---
id: "concept-kv-cache"
type: "concept"
source_timestamps: ["01:05:00", "07:34:00", "09:27:00"]
tags: ["llm-architecture", "memory", "inference"]
related: ["concept-turboquant", "claim-memory-bottleneck", "action-evaluate-full-stack-concurrency", "prereq-llm-transformer-architecture"]
definition: "The working memory of an LLM during inference, storing previously processed tokens as key-value pairs to prevent redundant computation, which becomes a primary bottleneck at scale."
sources: ["s49-killed-ram-limits"]
sourceVaultSlug: "s49-killed-ram-limits"
originDay: 49
---
# Key-Value (KV) Cache

The Key-Value (KV) cache is the fundamental working memory mechanism for Large Language Models during inference. Because LLMs compute autoregressively (generating one token at a time), re-evaluating the entire preceding context for every new token would be computationally ruinous.

To solve this, every token the model processes is stored as a key-value pair in the KV cache. The model then computes over these stored pairs for every subsequent token generated. The speaker [[entity-nate-b-jones]] uses the analogy that the model **weights** are the 'processor' while the KV cache is the 'hard drive' or 'RAM' that allows the model to hold a conversation, follow an argument, or track a codebase.

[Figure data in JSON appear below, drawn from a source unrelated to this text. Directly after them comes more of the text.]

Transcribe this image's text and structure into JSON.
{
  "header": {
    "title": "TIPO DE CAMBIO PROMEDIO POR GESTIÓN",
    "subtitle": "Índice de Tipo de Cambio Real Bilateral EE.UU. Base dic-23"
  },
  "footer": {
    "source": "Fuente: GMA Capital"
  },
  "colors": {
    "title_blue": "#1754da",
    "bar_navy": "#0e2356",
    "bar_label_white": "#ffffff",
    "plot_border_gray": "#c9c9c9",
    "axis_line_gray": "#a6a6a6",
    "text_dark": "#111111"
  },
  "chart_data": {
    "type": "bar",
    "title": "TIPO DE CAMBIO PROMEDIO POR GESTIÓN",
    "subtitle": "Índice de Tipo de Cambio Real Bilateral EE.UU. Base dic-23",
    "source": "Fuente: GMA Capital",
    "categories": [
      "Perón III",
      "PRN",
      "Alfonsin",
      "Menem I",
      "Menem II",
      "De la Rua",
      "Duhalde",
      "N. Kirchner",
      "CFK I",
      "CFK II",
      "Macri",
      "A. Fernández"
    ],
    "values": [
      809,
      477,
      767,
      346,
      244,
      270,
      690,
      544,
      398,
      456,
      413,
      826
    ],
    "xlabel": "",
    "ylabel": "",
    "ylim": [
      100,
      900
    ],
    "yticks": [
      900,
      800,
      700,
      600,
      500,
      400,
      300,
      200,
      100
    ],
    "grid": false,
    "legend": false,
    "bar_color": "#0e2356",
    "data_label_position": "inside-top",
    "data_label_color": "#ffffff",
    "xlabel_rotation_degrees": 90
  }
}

As context windows grow to millions of tokens and agentic loops burn through 100M-1B tokens per task, the KV cache expands **linearly** with context length. This creates a massive memory bottleneck that dictates the profitability and concurrency limits of GPU deployments — see [[claim-memory-bottleneck]] and the broader [[concept-ai-memory-crisis]].

The KV cache is the direct target of [[concept-turboquant]] (compression), [[concept-multi-head-latent-attention]] (architectural redesign), and the eviction/tiering approaches catalogued in [[framework-memory-optimization-landscape]].

Understanding why the KV cache exists requires familiarity with [[prereq-llm-transformer-architecture]]. Operationalizing compression on top of the KV cache requires the audit discipline of [[action-evaluate-full-stack-concurrency]].